Huurders maken terecht aanspraak op terugbetaling waarborgsom
Twee huurders zeggen hun huur per september op, maar moeten noodgedwongen al een maand eerder hun gehuurde kamer verlaten. Hun maandhuur over augustus krijgen ze van de verhuurder terug, maar de waarborgsom niet. De kantonrechter beslist of ze daar toch recht op hebben.
Twee huurders huren een kamer bij een verhuurder. Bij aanvang van de huurovereenkomst betalen zij een waarborgsom van € 2.500. Een paar maanden later zeggen ze per WhatsApp de huur op per 1 september, maar ze moeten noodgedwongen al vóór 1 augustus hun huurwoning verlaten. De verhuurder, die half juli al nieuwe huurders heeft gevonden, spreekt met hen af dat de huur over augustus aan hen wordt terugbetaald.
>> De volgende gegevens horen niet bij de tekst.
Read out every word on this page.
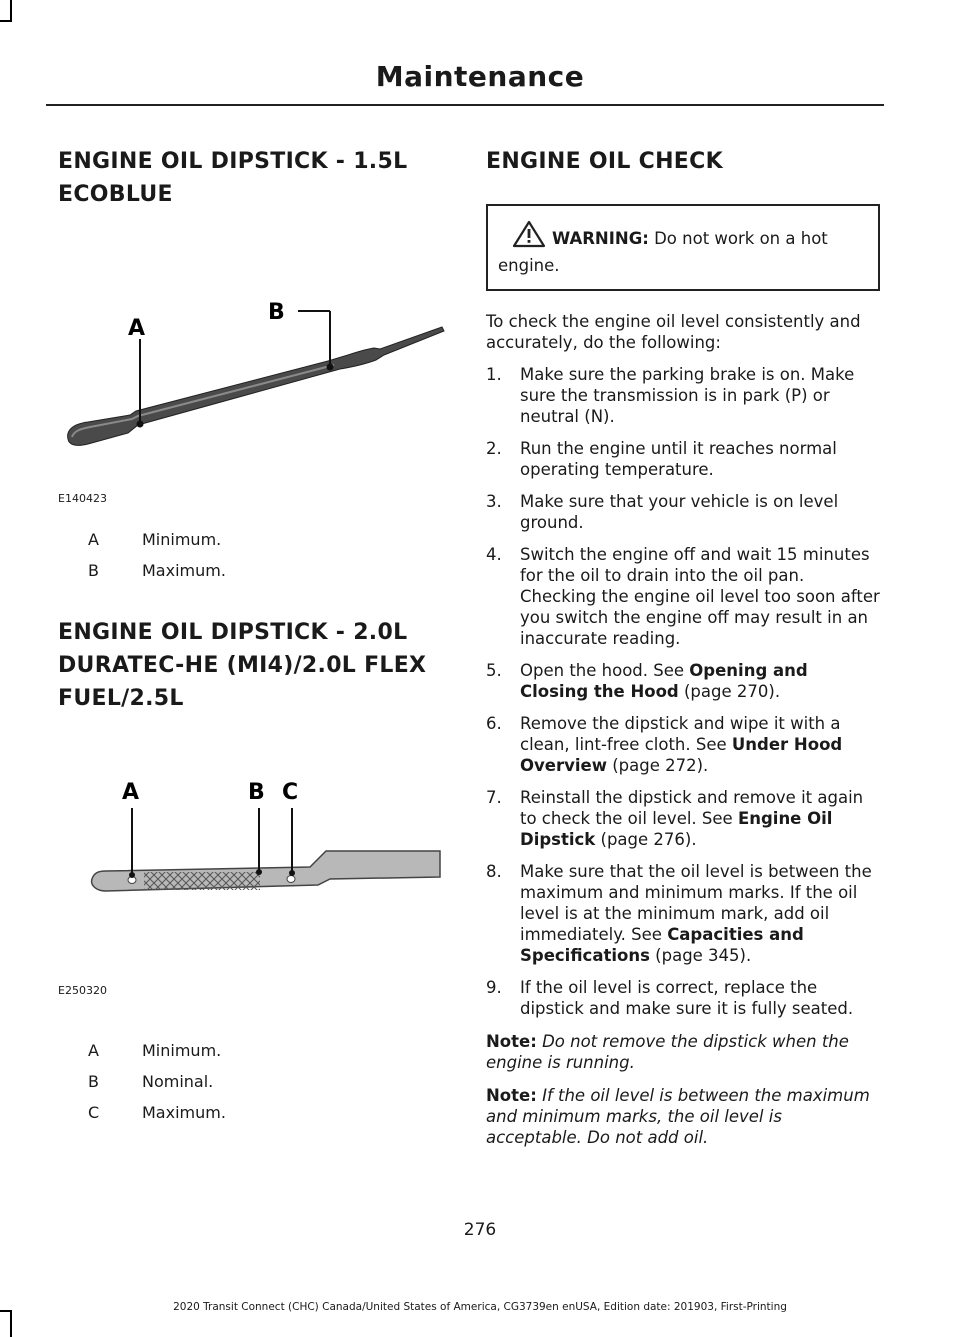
Maintenance
ENGINE OIL DIPSTICK - 1.5L
ECOBLUE
A
B
E140423
A	Minimum.
B	Maximum.
ENGINE OIL DIPSTICK - 2.0L
DURATEC-HE (MI4)/2.0L FLEX
FUEL/2.5L
A	B C
E250320
A	Minimum.
B	Nominal.
C	Maximum.
ENGINE OIL CHECK
WARNING: Do not work on a hot engine.

To check the engine oil level consistently and accurately, do the following:

1.	Make sure the parking brake is on. Make sure the transmission is in park (P) or neutral (N).
2.	Run the engine until it reaches normal operating temperature.
3.	Make sure that your vehicle is on level ground.
4.	Switch the engine off and wait 15 minutes for the oil to drain into the oil pan. Checking the engine oil level too soon after you switch the engine off may result in an inaccurate reading.
5.	Open the hood. See Opening and Closing the Hood (page 270).
6.	Remove the dipstick and wipe it with a clean, lint-free cloth. See Under Hood Overview (page 272).
7.	Reinstall the dipstick and remove it again to check the oil level. See Engine Oil Dipstick (page 276).
8.	Make sure that the oil level is between the maximum and minimum marks. If the oil level is at the minimum mark, add oil immediately. See Capacities and Specifications (page 345).
9.	If the oil level is correct, replace the dipstick and make sure it is fully seated.

Note: Do not remove the dipstick when the engine is running.

Note: If the oil level is between the maximum and minimum marks, the oil level is acceptable. Do not add oil.

276
2020 Transit Connect (CHC) Canada/United States of America, CG3739en enUSA, Edition date: 201903, First-Printing
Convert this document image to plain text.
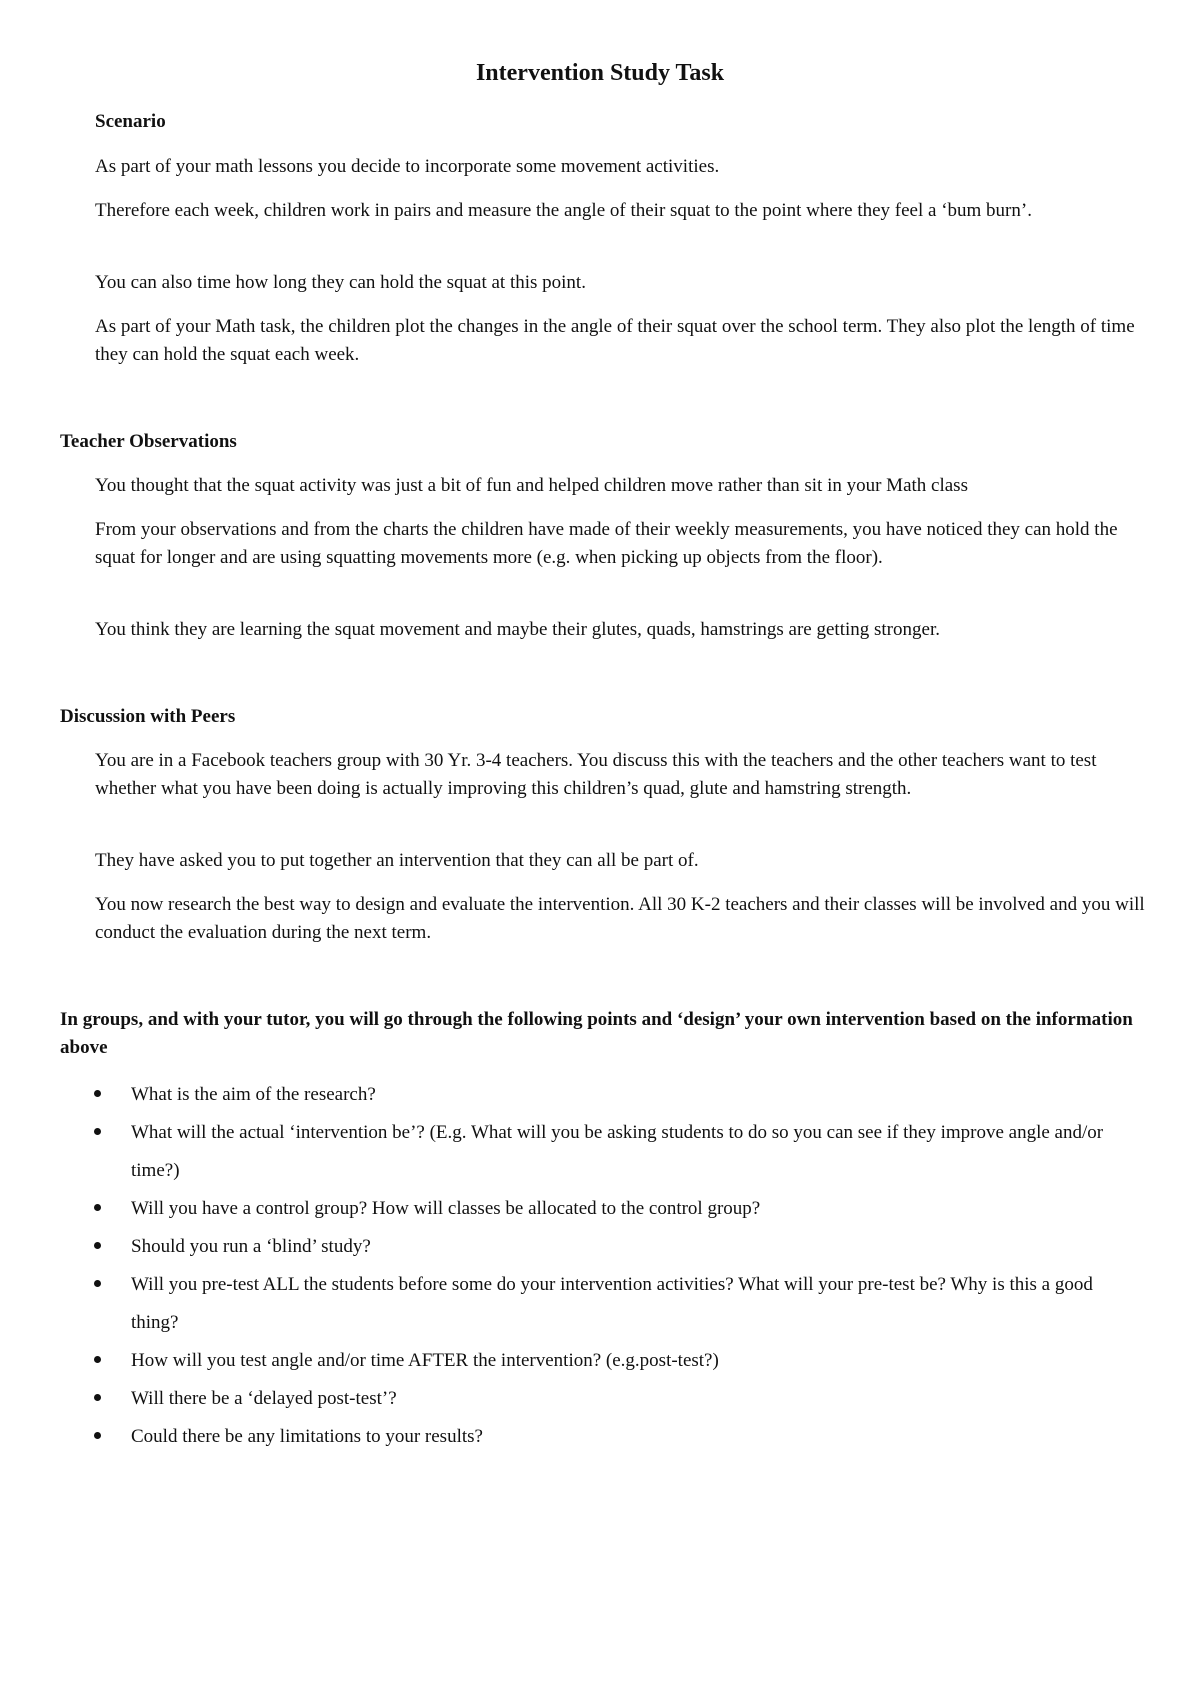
Intervention Study Task
Scenario
As part of your math lessons you decide to incorporate some movement activities.
Therefore each week, children work in pairs and measure the angle of their squat to the point where they feel a ‘bum burn’.
You can also time how long they can hold the squat at this point.
As part of your Math task, the children plot the changes in the angle of their squat over the school term. They also plot the length of time they can hold the squat each week.
Teacher Observations
You thought that the squat activity was just a bit of fun and helped children move rather than sit in your Math class
From your observations and from the charts the children have made of their weekly measurements, you have noticed they can hold the squat for longer and are using squatting movements more (e.g. when picking up objects from the floor).
You think they are learning the squat movement and maybe their glutes, quads, hamstrings are getting stronger.
Discussion with Peers
You are in a Facebook teachers group with 30 Yr. 3-4 teachers. You discuss this with the teachers and the other teachers want to test whether what you have been doing is actually improving this children’s quad, glute and hamstring strength.
They have asked you to put together an intervention that they can all be part of.
You now research the best way to design and evaluate the intervention. All 30 K-2 teachers and their classes will be involved and you will conduct the evaluation during the next term.
In groups, and with your tutor, you will go through the following points and ‘design’ your own intervention based on the information above
What is the aim of the research?
What will the actual ‘intervention be’? (E.g. What will you be asking students to do so you can see if they improve angle and/or time?)
Will you have a control group? How will classes be allocated to the control group?
Should you run a ‘blind’ study?
Will you pre-test ALL the students before some do your intervention activities? What will your pre-test be? Why is this a good thing?
How will you test angle and/or time AFTER the intervention? (e.g.post-test?)
Will there be a ‘delayed post-test’?
Could there be any limitations to your results?
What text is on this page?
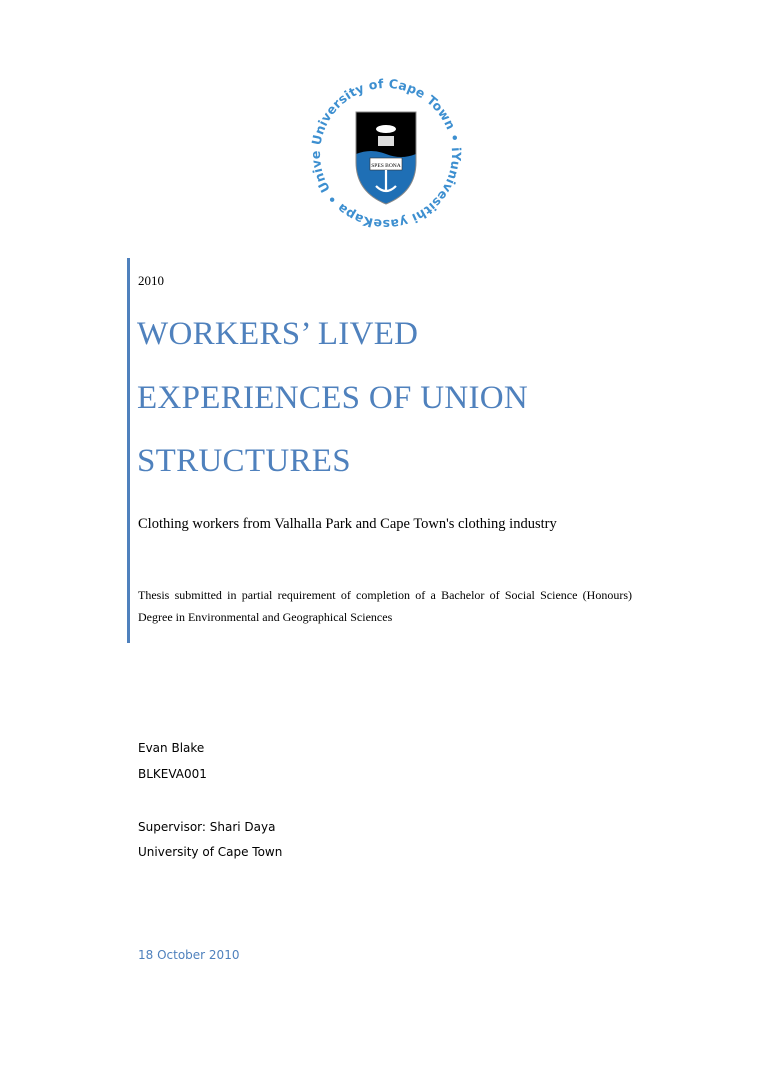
University of Cape Town • iYunivesithi yaseKapa • Unive
SPES BONA
2010
WORKERS’ LIVED
EXPERIENCES OF UNION
STRUCTURES
Clothing workers from Valhalla Park and Cape Town's clothing industry
Thesis submitted in partial requirement of completion of a Bachelor of Social Science (Honours) Degree in Environmental and Geographical Sciences
Evan Blake
BLKEVA001
Supervisor: Shari Daya
University of Cape Town
18 October 2010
Dat bedrag krijgen ze inderdaad op hun rekening teruggestort, maar de waarborgsom krijgen ze niet terug.
Wel of geen instemming
Bij de kantonrechter (rechtbank Zeeland-West-Brabant) eisen de huurders deze waarborgsom van € 2.500 terug, Zij betwisten dat ze ermee hebben ingestemd dat de waarborgsom niet zou worden terugbetaald, zoals de verhuurder stelt.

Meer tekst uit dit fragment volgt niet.